Remember the Sun in 1992? "It was the Sun what won it" or some similarly grammatically appalling headline and I think most people over the age of 40 believe that newspapers can win elections for people; the Sun claimed it won it for Blair, which newspaper historians might interpret as 'Murdoch says this guy will bend over more for me than the last guy'. The Sun didn't win it for Cameron in 2010, but they tend not to mention that. 

More and more people no longer listen to the radio how they once did. TV is changing all the time and our new and innovative ways of viewing are being adopted by more people. Newspapers are dying out among younger audiences, who get their news from different sources. My generation is probably the last one to depend on a lot of 20th century staples and yet we're slowly adapting; but in 20 years many of us will be very old or dead and the people who will become us will have a completely different approach to everything and hopefully that will mean changes in the way we do politics and engage with common people. 

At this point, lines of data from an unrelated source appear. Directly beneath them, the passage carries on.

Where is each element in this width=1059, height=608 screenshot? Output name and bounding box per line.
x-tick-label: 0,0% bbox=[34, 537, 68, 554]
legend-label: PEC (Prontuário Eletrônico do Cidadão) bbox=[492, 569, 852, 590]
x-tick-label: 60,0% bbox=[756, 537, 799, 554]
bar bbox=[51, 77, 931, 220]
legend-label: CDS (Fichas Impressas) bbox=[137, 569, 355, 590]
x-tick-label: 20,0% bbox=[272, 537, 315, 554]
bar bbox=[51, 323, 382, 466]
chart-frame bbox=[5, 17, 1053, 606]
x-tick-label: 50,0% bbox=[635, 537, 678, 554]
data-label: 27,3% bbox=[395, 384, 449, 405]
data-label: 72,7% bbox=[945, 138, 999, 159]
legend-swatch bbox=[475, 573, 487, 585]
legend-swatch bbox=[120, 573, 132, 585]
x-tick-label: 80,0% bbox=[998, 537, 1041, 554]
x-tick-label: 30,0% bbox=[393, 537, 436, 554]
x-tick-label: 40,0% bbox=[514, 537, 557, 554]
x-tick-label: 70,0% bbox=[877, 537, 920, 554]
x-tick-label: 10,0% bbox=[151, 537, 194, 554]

I think this is what Jeremy Corbyn's team has been trying to do. For every person saying, he's unapproachable, he's not statesmanlike, he's out of touch; he doesn't engage with the press enough, there are more people praising his constituency work; his campaigning, his charity work, his support and how, unlike so many other politicians, he's approachable if your intentions are earnest. He gets out and meets people, talks to them and does it the old fashioned way, while simultaneously getting his army of younger political activists to target the places that most people over 50 only hear about from kids or on TV. Young people writing messages about politics aimed at young people doesn't sound so crazy when you say it out loud.

Corbyn and his team are well aware that he is never going to court support from the majority of papers, but Momentum are looking ahead at how things will be fought in the future, while Corbyn remains this quiet, largely unruffled figure refusing to play the games or pander to the media. The biggest problem for Corbyn with right wing leaning news reporting is that if there is a slow news day they aren't averse to manufacturing a story that is negative rather than run a story that is positive. The press would rather you know that someone, somewhere, might be Muslim who is linked to a crime and supports Corbyn than report on how the negative and devastating cuts have decimated deprived areas even more.

If Corbyn's brand of politics is going to remain in charge they need to get a bit slicker in the PR department and they need to try and get a lot of their MPs deselected and new faces to replace them before the next election; so these candidates can win these seats. He also needs to adopt some populist language - or constructive lies - to appease those who think he's soft on areas they want strength. Cameron came across like a sexually aroused horse sporting an enormous erection when he lied to the nation he'd get immigration down; it hurt him that he didn't - but probably nowhere near as much as Jeremy Corbyn's failed radish crop will spell the next downfall of the freakish warmongering vegetarian peacenik (™ The Daily Mail). It's nice to think we have a politician whose principles embrace honesty, but we've got used to being lied to. We don't believe the lies, but we want to and that keeps us going until the next lie comes along.